Kok discussed efforts to better understand which patient populations may benefit from anti-PD-1 immunotherapy, with or without chemotherapy. Preliminary clinical trial results showed that tumors with a higher proportion of TILs were more likely to respond to immunotherapy. In these patients, “complete responses to immunotherapy can happen with only a few weeks of immunotherapy without chemotherapy,” she said.

Kok concluded by focusing on patients with metastatic TNBC, saying that treatment with anti-PD-1 immunotherapy can be successful, at least until the patient’s tumor develops acquired resistance. “The literature is quite thin here,” she said. “Studying acquired resistance in patients is difficult because most of the studies are done by pharma with baseline biopsies if biomarkers are presented at all.” She added that obtaining biopsies at diagnosis would be challenging for both clinical trialists and the patients themselves, given the gravity of the diagnosis.

The majority of responding TNBC tumors eventually developed secondary resistance, said Kok. “At baseline, those patients, though, have a more favorable tumor microenvironment, but if you look further, you see that secondary resistance is related to loss of B cells, loss of clonal T cells, and downregulation of the antigen presentation machinery.”

Applying machine learning to predict response

Trey Ideker, PhD
Trey Ideker, PhD

The session’s final speaker, Trey Ideker, PhD, of UC San Diego, focused on predicting drug sensitivity, understanding resistance and progression through multiscale longitudinal data network-based approaches.

In describing the conceptual steps in constructing a cancer genome translator, Ideker emphasized the need for what he called a “middle layer” between inputs and outputs: rational explanations rather than just predictions.
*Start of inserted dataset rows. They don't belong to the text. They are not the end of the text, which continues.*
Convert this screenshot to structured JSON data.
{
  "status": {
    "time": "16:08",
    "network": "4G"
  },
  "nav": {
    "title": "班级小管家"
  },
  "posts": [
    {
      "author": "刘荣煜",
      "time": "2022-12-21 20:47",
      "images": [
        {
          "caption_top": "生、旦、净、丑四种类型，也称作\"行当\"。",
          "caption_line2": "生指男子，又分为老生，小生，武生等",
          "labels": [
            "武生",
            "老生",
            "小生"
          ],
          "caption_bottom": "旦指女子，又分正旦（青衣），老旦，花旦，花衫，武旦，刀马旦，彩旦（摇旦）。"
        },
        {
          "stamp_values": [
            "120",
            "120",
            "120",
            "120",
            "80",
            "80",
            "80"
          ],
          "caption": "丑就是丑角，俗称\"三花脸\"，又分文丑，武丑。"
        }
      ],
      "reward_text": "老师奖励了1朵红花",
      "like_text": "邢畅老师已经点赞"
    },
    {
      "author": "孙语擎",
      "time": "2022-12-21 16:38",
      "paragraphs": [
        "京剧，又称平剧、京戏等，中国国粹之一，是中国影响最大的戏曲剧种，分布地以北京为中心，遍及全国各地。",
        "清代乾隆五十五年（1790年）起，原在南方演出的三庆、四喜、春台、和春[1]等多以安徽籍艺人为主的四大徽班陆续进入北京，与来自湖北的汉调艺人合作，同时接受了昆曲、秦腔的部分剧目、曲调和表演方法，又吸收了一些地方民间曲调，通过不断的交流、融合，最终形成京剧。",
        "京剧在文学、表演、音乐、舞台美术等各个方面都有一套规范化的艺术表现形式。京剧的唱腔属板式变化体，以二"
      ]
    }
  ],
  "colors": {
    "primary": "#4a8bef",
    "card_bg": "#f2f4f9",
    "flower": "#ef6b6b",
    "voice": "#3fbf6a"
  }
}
He described the goal of constructing molecular maps of cell and tissue organization systematically. “The view of not just single genes, proteins, and mutations, but how those impact larger subcellular machines we think is going to be absolutely key to making forward progress in these precision oncology settings,” he said.
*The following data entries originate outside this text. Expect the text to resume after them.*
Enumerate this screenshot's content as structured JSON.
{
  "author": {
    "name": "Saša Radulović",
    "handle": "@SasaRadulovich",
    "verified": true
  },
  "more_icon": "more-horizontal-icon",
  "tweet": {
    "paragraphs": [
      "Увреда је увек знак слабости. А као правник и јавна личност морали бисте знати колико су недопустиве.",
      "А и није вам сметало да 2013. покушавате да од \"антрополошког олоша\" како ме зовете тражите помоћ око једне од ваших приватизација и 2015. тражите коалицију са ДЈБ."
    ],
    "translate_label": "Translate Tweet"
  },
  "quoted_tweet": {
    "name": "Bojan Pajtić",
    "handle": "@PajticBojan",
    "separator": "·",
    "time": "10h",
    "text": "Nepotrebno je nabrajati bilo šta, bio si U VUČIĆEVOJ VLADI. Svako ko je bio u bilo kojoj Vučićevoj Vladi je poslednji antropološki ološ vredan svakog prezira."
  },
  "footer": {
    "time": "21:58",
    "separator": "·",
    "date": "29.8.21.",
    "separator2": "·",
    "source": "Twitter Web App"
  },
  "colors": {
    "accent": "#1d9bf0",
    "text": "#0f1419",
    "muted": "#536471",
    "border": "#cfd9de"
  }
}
Ideker discussed using machine learning and deep neural networks. “The idea is, can we translate somatic genomic mutations, copy number amplifications, and copy number deletions through the deep learning system to predict the response to a given therapeutic regimen of interest?” he said, adding that one could use the tumor cell map of their choice to train a network. “I think we’re in a rapidly evolving space right now where how you train, starting with which of these datasets and then transitioning to which other datasets, is going to evolve quickly.”

The recording of the full session is available for registered Annual Meeting attendees through October 2025 on the virtual meeting platform.